President Trump has clearly concluded that the US needs a great deal more icebreakers
By contrast, the situation with icebreaker vessels in the United States is embarrassing. For a nation plagued by sea and lake ice in and around Alaska and the Great Lakes, alongside being the largest Antarctic operator, the country has just two functional polar class icebreakers. Both are run by the US Coast Guard. The Polar Star was launched in 1976; its sister ship Polar Sea was taken out of regular service in 2024. The other medium-sized vessel, Healey, is accident-prone and unreliable. At least $170 million has been invested by the American government in extending their service lives. Other US-registered icebreakers are a mixture of ice-breaking tugs, science and polar supply vessels and one that supports the offshore oil rig industry in Alaska. The Navy has no icebreakers at all.
In July 2024, Joe Biden’s administration signed the Icebreaker Collaboration (ICE) pact with Canada and Finland. The idea was that the three countries would collaborate with one another to ensure that more icebreakers were constructed and launched at pace and in a cost-efficient manner.
But since coming to office last month, Biden’s successor, Donald Trump, has been very rude about Canada. He may not have known that a Canadian shipbuilding company Davie now owns the Helsinki shipyard that is responsible for 50 percent of the world’s icebreaker production. Canada’s icebreaker fleet, like the US, is aging and in need of replacement. This strategic purchase will unquestionably help Ottawa respond to that capacity challenge. In typical Trump style, the president mused that the United States did not really need the help of others when it came to building “big icebreakers.”
Building US icebreakers will certainly be popular with those, including Republican senators such as Alaska’s Dan Sullivan, who have campaigned for years for more investment in ships and port infrastructure. During his first administration, Trump oversaw the launch of a 2019 program that was designed to deliver three new polar cutters. The first is not likely to be delivered before 2030.
Now in his second term, a freshly re-elected President Trump has clearly concluded that the US needs a great deal more. The problem is a simple one: who is going to build those forty icebreakers? And where would the money come from? The Coast Guard estimated that even to purchase and convert one vessel for icebreaking duties in Alaska could cost more than $1 billion. What emerges from all of this is a story of cost over-runs, delays and design readjustment.
President Trump’s recent declaration about forty icebreakers could be dismissed easily as outlandish and improbable. But there is economic and geopolitical logic behind this call to arms, if not number. At the end of January, there was an awkward incident involving a Canadian ship called Manitoulin, which was trapped in ice for days in Lake Erie. The ship was heading to Buffalo, New York State and eager to drop off its cargo of wheat before the threat of US tariffs came into effect.
The Manitoulin was eventually freed after four days; it provided a timely example of why having a good working relationship with a neighbor is important.

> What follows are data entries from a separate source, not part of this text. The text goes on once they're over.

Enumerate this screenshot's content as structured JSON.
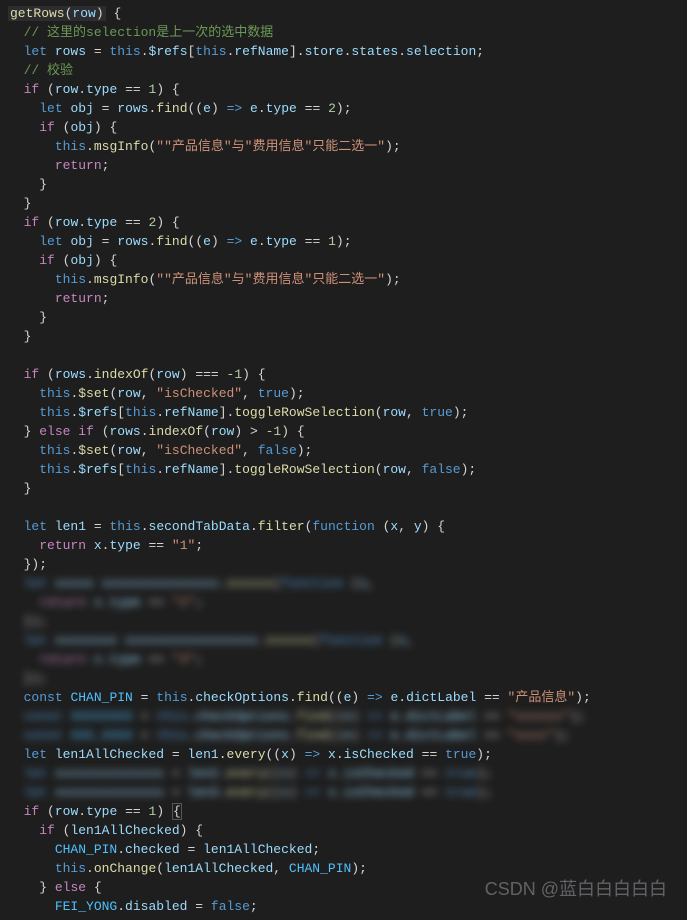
{
  "code": {
    "l1_fn": "getRows",
    "l1_param": "row",
    "l2_comment": "// 这里的selection是上一次的选中数据",
    "l3_let": "let",
    "l3_rows": "rows",
    "l3_this": "this",
    "l3_refs": "$refs",
    "l3_refName": "refName",
    "l3_store": "store",
    "l3_states": "states",
    "l3_selection": "selection",
    "l4_comment": "// 校验",
    "l5_if": "if",
    "l5_row": "row",
    "l5_type": "type",
    "l5_eq": "==",
    "l5_one": "1",
    "l6_let": "let",
    "l6_obj": "obj",
    "l6_rows": "rows",
    "l6_find": "find",
    "l6_e": "e",
    "l6_arrow": "=>",
    "l6_type": "type",
    "l6_two": "2",
    "l7_if": "if",
    "l7_obj": "obj",
    "l8_this": "this",
    "l8_msgInfo": "msgInfo",
    "l8_str": "\"\"产品信息\"与\"费用信息\"只能二选一\"",
    "l9_return": "return",
    "l12_if": "if",
    "l12_two": "2",
    "l13_one": "1",
    "l19_if": "if",
    "l19_indexOf": "indexOf",
    "l19_minus1": "-1",
    "l19_eqeq": "===",
    "l20_set": "$set",
    "l20_isChecked": "\"isChecked\"",
    "l20_true": "true",
    "l21_toggleRowSelection": "toggleRowSelection",
    "l22_else": "else",
    "l22_gt": ">",
    "l23_false": "false",
    "l27_len1": "len1",
    "l27_secondTabData": "secondTabData",
    "l27_filter": "filter",
    "l27_function": "function",
    "l27_x": "x",
    "l27_y": "y",
    "l28_return": "return",
    "l28_x": "x",
    "l28_type": "type",
    "l28_str1": "\"1\"",
    "l34_const": "const",
    "l34_CHAN_PIN": "CHAN_PIN",
    "l34_checkOptions": "checkOptions",
    "l34_find": "find",
    "l34_dictLabel": "dictLabel",
    "l34_str": "\"产品信息\"",
    "l36_len1AllChecked": "len1AllChecked",
    "l36_every": "every",
    "l36_isChecked": "isChecked",
    "l39_if": "if",
    "l40_if": "if",
    "l41_checked": "checked",
    "l42_onChange": "onChange",
    "l43_else": "else",
    "l44_FEI_YONG": "FEI_YONG",
    "l44_disabled": "disabled"
  },
  "watermark": "CSDN @蓝白白白白白"
}
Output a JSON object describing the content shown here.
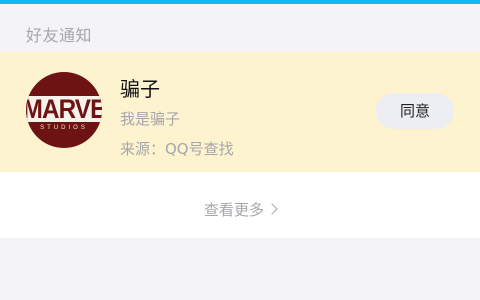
{
  "section": {
    "title": "好友通知"
  },
  "request": {
    "avatar_logo_text": "MARVEL",
    "avatar_logo_sub": "STUDIOS",
    "name": "骗子",
    "message": "我是骗子",
    "source": "来源：QQ号查找",
    "accept_label": "同意"
  },
  "footer": {
    "more_label": "查看更多"
  },
  "colors": {
    "accent_strip": "#12b7f5",
    "card_highlight": "#fdf3cf",
    "avatar_red": "#6e1314"
  }
}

But it also revealed that the US lacked the capacity to tackle the prevailing thickness of ice in its waters. All of which has immediate financial consequences thanks to the delays and supply-side disruption it causes. The Lake Carriers Association has argued that the failure to maintain an adequate icebreaker fleet has cost the area surrounding the Great Lakes billions of dollars and thousands of jobs.
Beyond the regional economy of the Great Lakes, more icebreakers under President Trump would pick up on an earlier 2020 memorandum on safeguarding US national interests in the Arctic and Antarctic regions issued during his first term. Trump and his former secretary of state Mike Pompeo expressed concerns about China’s polar pretensions; the president will have been briefed about how that ambition has now led to a fifth Antarctic station being built and supplied by Beijing. In the High North, beyond the Polar circle, China’s icebreakers have carried out unprecedented Arctic Ocean missions. As a consequence of the full-scale invasion of Ukraine, Russia has pivoted decisively towards China. They now work with one another on energy projects, trade and joint maritime, and aerial patrols in and around the Bering Strait and North Pacific.
All of this probably explains why the Finnish foreign minister Elina Valtonen was able to confirm via X that there had been a telephone conversation with Secretary of State Marco Rubio that touched on “a broad common agenda in security, technology and free markets.” Valtonen wrote, “We touched upon our cooperation on icebreakers. There is great potential for deepening our ties in many fields.” America needs help.